论文和技术资料

Split Ring Resonator (SRR) has lately garnered appreciation in the scientific community for their abilities to constitute such materials which unlike their counterparts, made up of magnetic elements, show high magnetic energy density over a very confined space and consume less power. They are made up of nonmagnetic materials and are lightweight options against bulkier ferrite in the high-frequency range (GHz). We are studying the microwave photon- magnon coupling by investigating the resonance of SRR loaded with BLIG ((LuBi){3}Fe{5}O_{12}), a ferrite film. The observations are based on experiments as well as simulation results obtained by using RF Module of COMSOL®.

The SRR is configured in this paper as a single, 10mm x 10mm square-shaped copper ring, placed on a Roger 4003 substrate. The microwave resonance in SRR is being excited through a 1.6 mm copper feed-microstripline running close to it. The whole structure is then encapsulated in an air box. The air box is surrounded by PML boundary condition to mimic the free space. The input and output of feedline are defined by the lumped port boundary condition. The metallic parts are defined by Perfect Electric Conductor boundary condition. Along with providing the said boundary conditions, COMSOL^{TM} gives liberty to the user to localize meshing density in critical areas and, thus, in optimizing the accuracy, computation time and memory requirements. The magnetic resonance is achieved by placing the ferrite film on top of the feed and SRR ring in presence of DC magnetic field.

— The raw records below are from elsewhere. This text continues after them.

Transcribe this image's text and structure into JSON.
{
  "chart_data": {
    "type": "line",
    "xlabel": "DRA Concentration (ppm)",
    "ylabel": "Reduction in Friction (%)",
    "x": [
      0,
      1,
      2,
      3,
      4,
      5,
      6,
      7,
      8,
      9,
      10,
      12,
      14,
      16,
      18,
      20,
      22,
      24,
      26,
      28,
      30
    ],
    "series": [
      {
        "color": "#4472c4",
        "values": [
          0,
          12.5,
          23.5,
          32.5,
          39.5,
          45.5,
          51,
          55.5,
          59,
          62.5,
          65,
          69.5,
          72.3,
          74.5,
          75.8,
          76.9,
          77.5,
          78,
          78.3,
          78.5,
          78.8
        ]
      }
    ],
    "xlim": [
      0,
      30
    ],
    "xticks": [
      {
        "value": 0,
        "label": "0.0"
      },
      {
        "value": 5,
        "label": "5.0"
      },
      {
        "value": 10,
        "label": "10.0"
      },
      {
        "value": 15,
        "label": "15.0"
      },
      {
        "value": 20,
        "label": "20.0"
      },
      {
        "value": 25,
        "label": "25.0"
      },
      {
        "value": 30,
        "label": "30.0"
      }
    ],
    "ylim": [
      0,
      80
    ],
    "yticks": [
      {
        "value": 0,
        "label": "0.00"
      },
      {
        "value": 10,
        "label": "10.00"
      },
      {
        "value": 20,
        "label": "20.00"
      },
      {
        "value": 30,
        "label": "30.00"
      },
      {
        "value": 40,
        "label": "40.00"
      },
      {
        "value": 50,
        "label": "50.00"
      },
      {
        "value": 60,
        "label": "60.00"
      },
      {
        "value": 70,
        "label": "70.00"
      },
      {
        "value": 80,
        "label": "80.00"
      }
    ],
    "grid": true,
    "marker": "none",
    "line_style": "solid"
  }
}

The first stage of our exercise aimed to run the experiments and simulations in absence of BLIG film so that in the later stage the microwave phenomenon can be separated from the combined response of both magnetic and microwave effects. In the process, the dependency of the performance of single ring SRR on attributes like permittivity of the substrate, length of the ring, length of air gap, the shape of the ring, etc., was also investigated.

In the second stage, magnetic resonance is induced by including a 7.9 um thick BLIG film. Currently work is going on to simulate the BLIG loaded SRR to study the microwave photon and magnon coupling in future. The software accepts anisotropic values for parameters and thus, the permeability tensor for the in-plane magnetized film will be introduced in the design.

The S-parameters were used throughout to mark the performance of the device and were recorded by sweeping the frequency from 1 - 10 GHz. The results obtained for the unloaded (without ferrite film) SRR, through simulations were found in accordance with the experimental values for first three peaks and can be seen in figure 1 attached to the abstract.